Smaller, more discrete changes give you a better chance of understanding the impact, the intention and any potential issues. It seems I'm naturally developing this same pattern with AI coding assistants - asking for smaller, more focused changes, letting the AI work through them, and then carefully reviewing the outcome. This echoes things like ‘trunk based development’, and ‘small batch theory’ - as applied to AI software development agents.
Lessons learned
This field is changing so fast, and it’s been about 12 years since I had the word “engineer” in my job title - so take this with a pinch of salt, and as a point in time experience.

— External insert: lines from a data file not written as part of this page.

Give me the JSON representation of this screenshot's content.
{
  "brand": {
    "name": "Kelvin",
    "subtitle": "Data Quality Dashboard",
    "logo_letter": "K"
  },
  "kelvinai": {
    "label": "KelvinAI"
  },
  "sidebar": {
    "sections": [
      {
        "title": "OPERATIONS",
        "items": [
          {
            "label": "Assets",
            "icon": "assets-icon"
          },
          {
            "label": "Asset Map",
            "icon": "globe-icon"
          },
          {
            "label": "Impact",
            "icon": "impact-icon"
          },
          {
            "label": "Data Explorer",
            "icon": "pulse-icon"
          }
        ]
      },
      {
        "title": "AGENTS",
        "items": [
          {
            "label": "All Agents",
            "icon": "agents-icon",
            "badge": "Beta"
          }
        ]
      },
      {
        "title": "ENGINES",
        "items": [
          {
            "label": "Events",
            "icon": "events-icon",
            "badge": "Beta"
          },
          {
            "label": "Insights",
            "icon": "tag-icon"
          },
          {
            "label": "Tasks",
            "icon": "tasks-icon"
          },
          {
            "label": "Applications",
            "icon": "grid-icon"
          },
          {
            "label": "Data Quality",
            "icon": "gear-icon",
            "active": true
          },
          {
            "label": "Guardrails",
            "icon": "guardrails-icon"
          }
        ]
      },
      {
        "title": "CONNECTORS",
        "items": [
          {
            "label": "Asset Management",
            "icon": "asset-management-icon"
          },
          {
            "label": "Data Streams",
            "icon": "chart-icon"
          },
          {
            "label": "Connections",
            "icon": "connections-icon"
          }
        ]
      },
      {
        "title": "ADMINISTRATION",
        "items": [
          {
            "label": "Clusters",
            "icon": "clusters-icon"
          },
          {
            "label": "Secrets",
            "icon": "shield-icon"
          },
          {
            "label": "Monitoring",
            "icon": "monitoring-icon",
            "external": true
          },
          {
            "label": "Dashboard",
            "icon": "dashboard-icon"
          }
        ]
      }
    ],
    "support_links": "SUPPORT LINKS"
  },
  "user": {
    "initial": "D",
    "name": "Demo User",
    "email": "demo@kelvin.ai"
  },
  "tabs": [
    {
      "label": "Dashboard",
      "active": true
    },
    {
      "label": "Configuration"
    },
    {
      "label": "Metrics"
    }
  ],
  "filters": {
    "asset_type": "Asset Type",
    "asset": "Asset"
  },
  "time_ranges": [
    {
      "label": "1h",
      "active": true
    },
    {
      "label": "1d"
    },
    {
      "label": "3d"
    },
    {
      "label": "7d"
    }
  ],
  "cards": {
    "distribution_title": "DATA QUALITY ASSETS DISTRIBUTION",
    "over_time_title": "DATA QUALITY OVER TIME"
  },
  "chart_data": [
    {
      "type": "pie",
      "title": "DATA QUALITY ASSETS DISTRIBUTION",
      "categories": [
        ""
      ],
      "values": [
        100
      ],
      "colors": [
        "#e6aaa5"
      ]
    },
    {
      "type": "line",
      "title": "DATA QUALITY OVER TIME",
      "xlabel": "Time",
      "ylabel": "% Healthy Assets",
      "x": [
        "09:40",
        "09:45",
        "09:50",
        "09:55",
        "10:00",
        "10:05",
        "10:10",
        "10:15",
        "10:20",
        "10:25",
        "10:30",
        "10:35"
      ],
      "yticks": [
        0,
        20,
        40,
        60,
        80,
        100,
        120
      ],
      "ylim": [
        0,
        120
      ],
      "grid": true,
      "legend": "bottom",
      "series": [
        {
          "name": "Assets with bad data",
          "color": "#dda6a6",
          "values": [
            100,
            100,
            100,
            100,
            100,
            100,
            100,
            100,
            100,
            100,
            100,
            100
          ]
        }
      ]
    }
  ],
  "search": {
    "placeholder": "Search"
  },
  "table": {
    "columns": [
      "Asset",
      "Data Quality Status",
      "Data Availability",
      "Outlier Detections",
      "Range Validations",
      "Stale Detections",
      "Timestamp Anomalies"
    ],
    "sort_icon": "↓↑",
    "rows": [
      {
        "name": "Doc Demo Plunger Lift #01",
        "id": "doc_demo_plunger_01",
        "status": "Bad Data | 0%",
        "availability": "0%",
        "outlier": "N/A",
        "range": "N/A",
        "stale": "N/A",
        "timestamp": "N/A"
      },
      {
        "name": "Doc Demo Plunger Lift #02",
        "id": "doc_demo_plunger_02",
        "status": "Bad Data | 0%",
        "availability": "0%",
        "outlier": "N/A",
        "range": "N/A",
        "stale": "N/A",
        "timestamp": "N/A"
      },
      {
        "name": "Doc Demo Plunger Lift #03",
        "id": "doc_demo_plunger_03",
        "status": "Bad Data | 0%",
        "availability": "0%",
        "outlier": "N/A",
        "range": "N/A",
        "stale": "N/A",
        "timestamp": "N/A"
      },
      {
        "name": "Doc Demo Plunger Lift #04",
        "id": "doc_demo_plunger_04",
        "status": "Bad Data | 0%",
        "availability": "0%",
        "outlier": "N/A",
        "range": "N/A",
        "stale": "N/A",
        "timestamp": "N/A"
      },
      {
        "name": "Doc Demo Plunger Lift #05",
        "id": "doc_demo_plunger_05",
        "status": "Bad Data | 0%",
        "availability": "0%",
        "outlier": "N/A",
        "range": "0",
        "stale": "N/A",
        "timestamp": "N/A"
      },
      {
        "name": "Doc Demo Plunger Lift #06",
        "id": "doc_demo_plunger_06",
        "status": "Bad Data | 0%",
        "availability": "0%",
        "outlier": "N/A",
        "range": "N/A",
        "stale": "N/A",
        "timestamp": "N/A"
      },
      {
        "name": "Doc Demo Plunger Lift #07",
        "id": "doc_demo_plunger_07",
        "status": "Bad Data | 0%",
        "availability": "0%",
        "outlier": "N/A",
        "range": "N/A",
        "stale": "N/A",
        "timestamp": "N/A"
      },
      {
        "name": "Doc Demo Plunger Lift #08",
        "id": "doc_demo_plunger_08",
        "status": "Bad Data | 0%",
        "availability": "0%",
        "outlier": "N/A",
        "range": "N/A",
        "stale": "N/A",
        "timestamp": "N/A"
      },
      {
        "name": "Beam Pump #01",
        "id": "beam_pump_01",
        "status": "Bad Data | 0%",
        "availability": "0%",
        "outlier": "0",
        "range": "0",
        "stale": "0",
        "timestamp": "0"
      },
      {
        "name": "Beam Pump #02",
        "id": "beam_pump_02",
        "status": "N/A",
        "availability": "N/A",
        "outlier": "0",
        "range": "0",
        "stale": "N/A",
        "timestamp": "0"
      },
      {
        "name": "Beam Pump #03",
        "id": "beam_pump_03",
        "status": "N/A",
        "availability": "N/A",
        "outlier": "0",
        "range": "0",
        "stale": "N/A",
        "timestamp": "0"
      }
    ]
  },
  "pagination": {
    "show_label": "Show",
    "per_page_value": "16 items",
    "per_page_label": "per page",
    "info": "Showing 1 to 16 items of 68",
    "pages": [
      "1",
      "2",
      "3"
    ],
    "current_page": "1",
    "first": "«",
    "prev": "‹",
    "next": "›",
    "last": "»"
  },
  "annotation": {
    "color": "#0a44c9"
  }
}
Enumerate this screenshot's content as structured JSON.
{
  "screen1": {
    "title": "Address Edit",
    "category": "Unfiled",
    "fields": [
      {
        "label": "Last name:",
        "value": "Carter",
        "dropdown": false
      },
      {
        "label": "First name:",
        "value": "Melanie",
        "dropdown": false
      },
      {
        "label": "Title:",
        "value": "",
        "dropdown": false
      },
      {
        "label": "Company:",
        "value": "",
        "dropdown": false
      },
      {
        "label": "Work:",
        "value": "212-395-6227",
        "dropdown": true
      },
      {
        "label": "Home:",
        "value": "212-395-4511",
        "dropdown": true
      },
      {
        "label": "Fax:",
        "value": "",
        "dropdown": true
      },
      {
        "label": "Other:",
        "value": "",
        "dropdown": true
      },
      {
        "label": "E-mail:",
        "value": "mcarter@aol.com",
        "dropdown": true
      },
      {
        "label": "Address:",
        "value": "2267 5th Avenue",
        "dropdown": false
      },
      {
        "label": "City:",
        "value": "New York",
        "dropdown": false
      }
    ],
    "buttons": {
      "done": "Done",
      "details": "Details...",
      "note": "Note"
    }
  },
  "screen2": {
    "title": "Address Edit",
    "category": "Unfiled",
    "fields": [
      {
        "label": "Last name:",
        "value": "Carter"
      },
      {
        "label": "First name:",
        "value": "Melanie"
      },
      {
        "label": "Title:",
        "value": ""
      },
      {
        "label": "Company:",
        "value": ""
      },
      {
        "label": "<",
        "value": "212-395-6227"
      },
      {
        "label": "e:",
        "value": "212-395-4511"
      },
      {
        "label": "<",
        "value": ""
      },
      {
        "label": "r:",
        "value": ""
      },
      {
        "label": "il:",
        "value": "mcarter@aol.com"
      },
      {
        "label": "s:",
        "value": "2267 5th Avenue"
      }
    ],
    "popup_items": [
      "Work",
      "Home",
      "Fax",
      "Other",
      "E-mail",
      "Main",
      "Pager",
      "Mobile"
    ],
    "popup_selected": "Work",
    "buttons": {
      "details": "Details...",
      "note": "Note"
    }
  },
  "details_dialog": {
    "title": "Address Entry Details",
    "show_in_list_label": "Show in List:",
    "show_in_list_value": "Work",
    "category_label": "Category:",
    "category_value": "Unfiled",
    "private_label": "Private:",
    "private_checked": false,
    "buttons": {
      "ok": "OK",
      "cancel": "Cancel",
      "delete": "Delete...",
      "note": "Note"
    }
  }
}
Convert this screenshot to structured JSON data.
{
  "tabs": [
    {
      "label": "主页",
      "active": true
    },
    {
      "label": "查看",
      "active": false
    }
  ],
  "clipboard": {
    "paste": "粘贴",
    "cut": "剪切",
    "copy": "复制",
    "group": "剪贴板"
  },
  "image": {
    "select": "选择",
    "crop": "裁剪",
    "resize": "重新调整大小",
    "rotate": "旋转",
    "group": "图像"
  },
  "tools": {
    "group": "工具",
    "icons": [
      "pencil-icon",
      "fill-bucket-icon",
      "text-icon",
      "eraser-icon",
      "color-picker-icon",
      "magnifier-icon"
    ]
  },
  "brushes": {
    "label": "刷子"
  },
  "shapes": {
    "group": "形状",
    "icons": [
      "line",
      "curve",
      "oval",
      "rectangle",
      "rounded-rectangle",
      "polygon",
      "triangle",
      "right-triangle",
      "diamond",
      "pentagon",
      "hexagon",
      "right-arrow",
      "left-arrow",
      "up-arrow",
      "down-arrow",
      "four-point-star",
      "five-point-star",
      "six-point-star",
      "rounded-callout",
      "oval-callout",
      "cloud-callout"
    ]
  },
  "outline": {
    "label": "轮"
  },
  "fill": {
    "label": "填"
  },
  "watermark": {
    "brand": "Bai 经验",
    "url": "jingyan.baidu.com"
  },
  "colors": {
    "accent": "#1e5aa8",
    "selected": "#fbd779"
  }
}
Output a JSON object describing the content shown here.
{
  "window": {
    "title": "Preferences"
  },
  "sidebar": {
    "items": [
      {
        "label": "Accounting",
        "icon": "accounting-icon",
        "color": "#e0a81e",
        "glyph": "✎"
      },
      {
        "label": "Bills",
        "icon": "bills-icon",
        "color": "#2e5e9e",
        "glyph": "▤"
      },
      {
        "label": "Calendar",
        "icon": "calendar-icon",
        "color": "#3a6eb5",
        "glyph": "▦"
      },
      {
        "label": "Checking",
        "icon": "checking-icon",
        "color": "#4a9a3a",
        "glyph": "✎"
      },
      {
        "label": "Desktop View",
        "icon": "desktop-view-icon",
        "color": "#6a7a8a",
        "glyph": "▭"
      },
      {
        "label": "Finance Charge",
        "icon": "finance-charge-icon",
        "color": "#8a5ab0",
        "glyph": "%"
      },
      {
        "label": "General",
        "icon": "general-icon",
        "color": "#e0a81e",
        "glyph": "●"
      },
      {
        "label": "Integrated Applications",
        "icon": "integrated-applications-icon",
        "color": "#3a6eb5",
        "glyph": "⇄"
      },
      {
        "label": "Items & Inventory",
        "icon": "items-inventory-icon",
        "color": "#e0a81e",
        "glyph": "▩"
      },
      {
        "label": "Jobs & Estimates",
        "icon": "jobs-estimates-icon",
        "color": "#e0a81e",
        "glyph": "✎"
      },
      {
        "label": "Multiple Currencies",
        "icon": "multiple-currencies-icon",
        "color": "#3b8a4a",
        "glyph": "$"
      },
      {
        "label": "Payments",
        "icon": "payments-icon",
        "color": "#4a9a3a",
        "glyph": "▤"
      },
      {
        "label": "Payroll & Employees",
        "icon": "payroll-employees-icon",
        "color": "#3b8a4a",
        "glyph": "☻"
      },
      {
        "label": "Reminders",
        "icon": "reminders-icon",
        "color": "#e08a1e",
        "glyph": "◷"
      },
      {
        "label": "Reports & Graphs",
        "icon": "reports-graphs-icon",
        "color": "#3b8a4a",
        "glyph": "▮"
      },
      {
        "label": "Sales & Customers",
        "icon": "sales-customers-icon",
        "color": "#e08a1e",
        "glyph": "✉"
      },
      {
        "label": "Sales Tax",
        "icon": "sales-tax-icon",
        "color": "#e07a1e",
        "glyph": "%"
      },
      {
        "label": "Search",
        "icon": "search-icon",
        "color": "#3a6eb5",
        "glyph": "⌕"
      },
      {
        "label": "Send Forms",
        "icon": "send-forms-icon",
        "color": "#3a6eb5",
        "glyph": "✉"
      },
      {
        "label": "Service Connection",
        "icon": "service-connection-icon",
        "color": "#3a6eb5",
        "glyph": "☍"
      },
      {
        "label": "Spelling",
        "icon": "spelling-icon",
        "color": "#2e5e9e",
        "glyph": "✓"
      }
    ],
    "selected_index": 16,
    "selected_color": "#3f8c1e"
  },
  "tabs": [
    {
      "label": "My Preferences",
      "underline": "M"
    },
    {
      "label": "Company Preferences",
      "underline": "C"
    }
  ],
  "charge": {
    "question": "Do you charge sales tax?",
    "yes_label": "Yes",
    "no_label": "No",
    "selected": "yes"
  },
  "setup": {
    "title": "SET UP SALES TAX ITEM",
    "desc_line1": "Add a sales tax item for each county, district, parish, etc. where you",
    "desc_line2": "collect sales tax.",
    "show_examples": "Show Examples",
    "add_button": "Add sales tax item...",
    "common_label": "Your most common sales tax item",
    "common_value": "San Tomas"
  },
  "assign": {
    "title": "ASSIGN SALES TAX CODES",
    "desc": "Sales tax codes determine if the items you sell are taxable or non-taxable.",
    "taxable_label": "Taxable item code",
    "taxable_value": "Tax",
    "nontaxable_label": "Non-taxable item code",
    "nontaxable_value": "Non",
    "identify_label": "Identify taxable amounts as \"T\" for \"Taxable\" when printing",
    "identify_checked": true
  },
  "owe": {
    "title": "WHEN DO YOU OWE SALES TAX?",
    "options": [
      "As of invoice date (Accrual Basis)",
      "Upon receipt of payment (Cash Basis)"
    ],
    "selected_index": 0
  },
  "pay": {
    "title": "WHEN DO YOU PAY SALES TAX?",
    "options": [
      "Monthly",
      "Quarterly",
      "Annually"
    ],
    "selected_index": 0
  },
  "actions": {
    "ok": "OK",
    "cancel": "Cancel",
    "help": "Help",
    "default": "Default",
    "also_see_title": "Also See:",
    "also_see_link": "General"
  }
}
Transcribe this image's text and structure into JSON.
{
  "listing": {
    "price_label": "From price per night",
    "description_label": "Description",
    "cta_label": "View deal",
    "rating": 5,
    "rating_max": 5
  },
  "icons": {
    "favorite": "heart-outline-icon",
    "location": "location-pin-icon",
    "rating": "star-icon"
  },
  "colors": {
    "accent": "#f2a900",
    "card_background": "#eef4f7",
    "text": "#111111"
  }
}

It’s a new paradigm - don’t expect an AI pair to be the same as a human pair, my experience shows it is more likely to give an answer than have a conversation, so ask better questions.
Make discrete changes with well defined outcomes - it’s more likely to produce code that you yourself might have written
The combination improves speed - I’m getting code that I might have written myself, but it feels much faster. I don’t feel I need to block a few hours to work on a side project, measurable progress can be done within 20 minutes.
Have you been using AI coding assistants in your work? I'd be curious to hear if your experience matches mine, or if you've found other approaches that work better for your projects.